Tuesday, June 3, 2008

Boomer Related Blogs to Read


In our continuing series of blogs to read –it is worth checking out Brian Appleyards’. As well as being Sunday Times' cultural critic he is a prolific author and radio and TV personality--a sort of new generation Clive James. His blog Appleyard’s Thought Experiments: The Blog is as its name implies a highly intellectual affair but nonetheless highly readable and well organized. For those who don’t regularly read his Sunday Times columns they are collected here in the form of selected articles.
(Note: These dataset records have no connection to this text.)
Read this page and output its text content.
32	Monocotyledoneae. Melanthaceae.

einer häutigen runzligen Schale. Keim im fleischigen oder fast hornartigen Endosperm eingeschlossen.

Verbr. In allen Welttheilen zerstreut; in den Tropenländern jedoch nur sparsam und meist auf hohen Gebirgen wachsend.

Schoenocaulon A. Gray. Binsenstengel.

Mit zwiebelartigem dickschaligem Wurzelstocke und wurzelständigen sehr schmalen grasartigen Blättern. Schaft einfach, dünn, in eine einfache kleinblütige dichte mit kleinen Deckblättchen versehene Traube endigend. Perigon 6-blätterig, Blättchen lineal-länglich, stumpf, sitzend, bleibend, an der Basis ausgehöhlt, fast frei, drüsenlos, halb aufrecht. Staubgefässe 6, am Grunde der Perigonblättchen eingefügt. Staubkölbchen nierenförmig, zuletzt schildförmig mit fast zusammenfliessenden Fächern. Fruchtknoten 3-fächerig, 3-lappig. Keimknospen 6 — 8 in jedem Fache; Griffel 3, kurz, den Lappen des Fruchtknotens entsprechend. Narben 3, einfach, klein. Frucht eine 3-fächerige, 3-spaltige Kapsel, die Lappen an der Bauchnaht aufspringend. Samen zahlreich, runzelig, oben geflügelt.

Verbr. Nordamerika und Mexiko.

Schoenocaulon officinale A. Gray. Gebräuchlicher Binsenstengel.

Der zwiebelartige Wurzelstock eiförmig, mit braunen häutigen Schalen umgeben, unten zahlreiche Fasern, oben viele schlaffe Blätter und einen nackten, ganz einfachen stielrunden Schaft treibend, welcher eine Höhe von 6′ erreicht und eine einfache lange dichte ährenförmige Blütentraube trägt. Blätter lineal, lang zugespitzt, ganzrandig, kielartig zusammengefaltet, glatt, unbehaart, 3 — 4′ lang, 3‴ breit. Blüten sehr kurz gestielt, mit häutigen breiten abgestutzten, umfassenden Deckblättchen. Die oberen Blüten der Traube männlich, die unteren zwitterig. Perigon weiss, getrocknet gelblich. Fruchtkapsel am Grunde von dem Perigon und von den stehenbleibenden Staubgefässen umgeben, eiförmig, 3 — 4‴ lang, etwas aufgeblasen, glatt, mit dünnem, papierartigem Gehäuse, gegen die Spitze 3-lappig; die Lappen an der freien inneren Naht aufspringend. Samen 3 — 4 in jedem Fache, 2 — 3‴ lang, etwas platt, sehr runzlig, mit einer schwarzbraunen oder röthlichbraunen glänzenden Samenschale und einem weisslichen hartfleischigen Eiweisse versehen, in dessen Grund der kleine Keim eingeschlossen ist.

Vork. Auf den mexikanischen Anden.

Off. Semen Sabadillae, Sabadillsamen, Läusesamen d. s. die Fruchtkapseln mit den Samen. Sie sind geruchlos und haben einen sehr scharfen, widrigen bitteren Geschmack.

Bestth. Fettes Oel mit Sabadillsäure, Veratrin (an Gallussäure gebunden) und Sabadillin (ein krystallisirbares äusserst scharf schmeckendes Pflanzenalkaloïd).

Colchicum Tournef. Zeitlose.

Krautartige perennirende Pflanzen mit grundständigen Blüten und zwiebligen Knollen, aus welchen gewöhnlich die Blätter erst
He notes in his excellent piece Reassessing the 1970s that it is only now that decade best remembered for bad Abba records and flared jeans is being remembered as a precursor for our current age because a “second wave” of boomers are coming of age. As he writes:

. In part, this is a matter of simple chronology. The first wave of baby-boomers, who came of age in the 1960s, have had their say, and now it’s time for the second wave – who, in Haslam’s terms, “arrived too late” – to have theirs.

One can dispute the way he connects the “supreme” 1970s movie Chinatown with the recently released There Will Be Blood (“both involve dark forces, a sinister tycoon, a precious resource – water or oil – and a bleak, violent, hopeless conclusion), or his conclusion that the BBC series Life on Mars was the “best British television series of recent years” , but be fascinated by his deeper reflections on the era. These reflections were fueled by his conversations with Bruce Schulman, professor of history at Boston University, who informs him that “the shape of contemporary America was born in the crucible of the 1970s”. In his book The Seventies: The Great Shift in American Culture, Society, and Politics, he speaks of “the long 1970s”, lasting from 1968 to 1984. From 1968, he argues in his book the postwar settlement began to crumble. In politics, the leftish consensus, known as Butskellism in Britain, was proving incapable of adapting to the demands of affluence. The hyper-individualism that was the flip side of 1960s idealism was undermining the communality of the old consensus. The power of the liberal, consensual northeastern American intellectuals was undermined by the new assertiveness of the southern “sunbelt”.” The shocks of terrorism in the form of Black September, the IRA and the kidnapping of Patty Hearst by the Symbionese Liberation Army led to a culture that was far more individualistic and less community centered –a mood that fed the art of the period as he shows in the work of David Hockney as well as the movies of the time “Scorsese’s films Mean Streets and Taxi Driver showed an individualistic, Hobbesian war of all against all as the systems and laws of the old consensus collapsed. Coppola’s Apocalypse Now threatened the defeat of a demoralised West.”

Good provocative wide ranging ideas that we like on this blog—that will hopefully lead to equally interesting discussions.